どちらから読もうか迷ったが、結局「象の消滅」から読むことにした。特に理由はない。そう、気分。
僕の読書は早い。自慢じゃないが昔の俺はこんなもんじゃなかったぜ。というセリフすら言ってしまうくらい。でも、今の僕はそんな気分じゃなかった。コーヒーを淹れる待ち時間や、お昼の待ち合わせに遅刻する友人を待つ時間をぬうくらいのペースでゆっくりと読んでいった。一つ一つのセリフや比喩、隠喩がとても印象的に僕の心にしみた。ところでだけど、僕はそういった心にしみこんでいったものを意識的に思い出せることはほとんどない。クラムチャウダーにディップしたクラッカーが原型を留めず、クラムチャウダーの”一部”になってしまうのと同じ様なことだ。
どれも印象的な短編だったが、”沈黙”という話が特に好きだった。僕は村上春樹は短編しか読まないんだけれども(長編は長すぎて退屈だし、隠喩が多すぎてわかりにくい)「レキシントンの幽霊」に収録されているこの話を読むのは二度目でやはり僕はとてもこの話が気に入ってる。引用するには少し長すぎるし、面倒くさいのでしないけれど、僕はこの話を読むと決まって高校時代を思い出す。あの高校にいた人たちの独特なとても強い独特な集団性が僕はとても苦手だった。僕もこの大沢さんの様にああいう人たちが本当に怖いのだ。
逆に引用する一節で好きとは言わないけど、一節としてとても残ったのは”午後の最後の芝生”という話の冒頭少し後に出てくる一節だった。
”僕は僕とは別の人間が彼女を抱いているところを想像してみた。誰かがー僕の知らない誰かがー彼女の小さな乳首をそっと噛んでいるのだ。なんだかすごく変な気持ちだ。まるで自分がなくなってしまったみたいだ。”

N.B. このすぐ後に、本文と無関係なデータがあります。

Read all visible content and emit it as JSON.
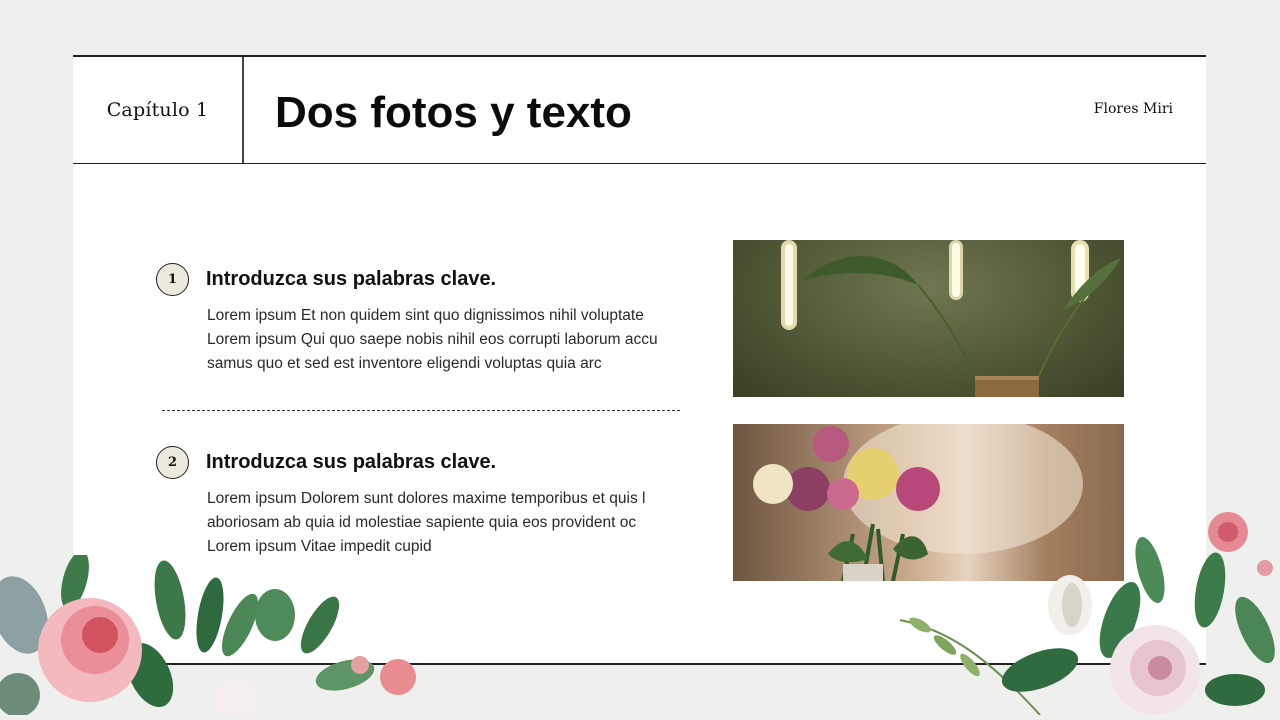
{
  "header": {
    "chapter": "Capítulo 1",
    "title": "Dos fotos y texto",
    "author": "Flores Miri"
  },
  "items": [
    {
      "number": "1",
      "title": "Introduzca sus palabras clave.",
      "lines": [
        "Lorem ipsum Et non quidem sint quo dignissimos nihil voluptate",
        "Lorem ipsum Qui quo saepe nobis nihil eos corrupti laborum accu",
        "samus quo et sed est inventore eligendi voluptas quia arc"
      ]
    },
    {
      "number": "2",
      "title": "Introduzca sus palabras clave.",
      "lines": [
        "Lorem ipsum Dolorem sunt dolores maxime temporibus et quis l",
        "aboriosam ab quia id molestiae sapiente quia eos provident oc",
        "Lorem ipsum Vitae impedit cupid"
      ]
    }
  ],
  "colors": {
    "background": "#efefed",
    "slide": "#ffffff",
    "number_badge": "#eceadd",
    "rule": "#222222"
  },
  "icons": {
    "photo_1": "plant-and-bulbs-photo",
    "photo_2": "flower-bouquet-photo",
    "decor_left": "floral-left-icon",
    "decor_right": "floral-right-icon"
  }
}
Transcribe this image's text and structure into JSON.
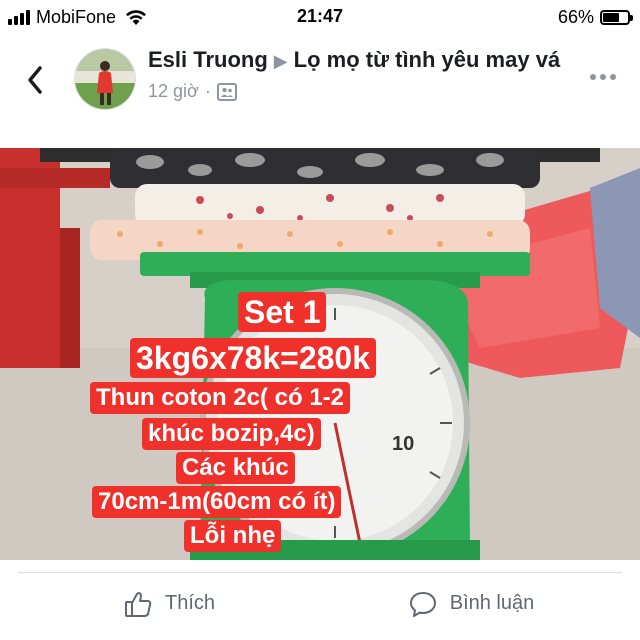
{
  "status_bar": {
    "carrier": "MobiFone",
    "time": "21:47",
    "battery_percent": "66%",
    "battery_level": 0.66,
    "icons": [
      "signal-icon",
      "wifi-icon",
      "battery-icon"
    ]
  },
  "post": {
    "author": "Esli Truong",
    "separator": "▶",
    "group": "Lọ mọ từ tình yêu may vá",
    "timestamp": "12 giờ",
    "meta_dot": "·",
    "audience_icon": "group-audience-icon",
    "image_text": {
      "line1": "Set 1",
      "line2": "3kg6x78k=280k",
      "line3": "Thun coton 2c( có 1-2",
      "line4": "khúc bozip,4c)",
      "line5": "Các khúc",
      "line6": "70cm-1m(60cm có ít)",
      "line7": "Lỗi nhẹ"
    },
    "scale_dial_number": "10"
  },
  "actions": {
    "like_label": "Thích",
    "comment_label": "Bình luận"
  },
  "colors": {
    "overlay_red": "#f0312b",
    "scale_green": "#2fae58",
    "text_gray": "#606770"
  }
}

そういうことだ。もう一度言うけど、別に気に入ってるわけじゃない。
次は、「グレート・ギャッツビー」を読もうと思う。僕は海外文学というのがとても苦手だ。翻訳されたものというのがとても苦手なのだ。なんだかこう、自然じゃないのが苦手なのだ。でも、レイモンド・チャンドラーの「リトル・シスター」はとても上手に読めたので、「グレート・ギャッツビー」読んでみようと思った。楽しみだ。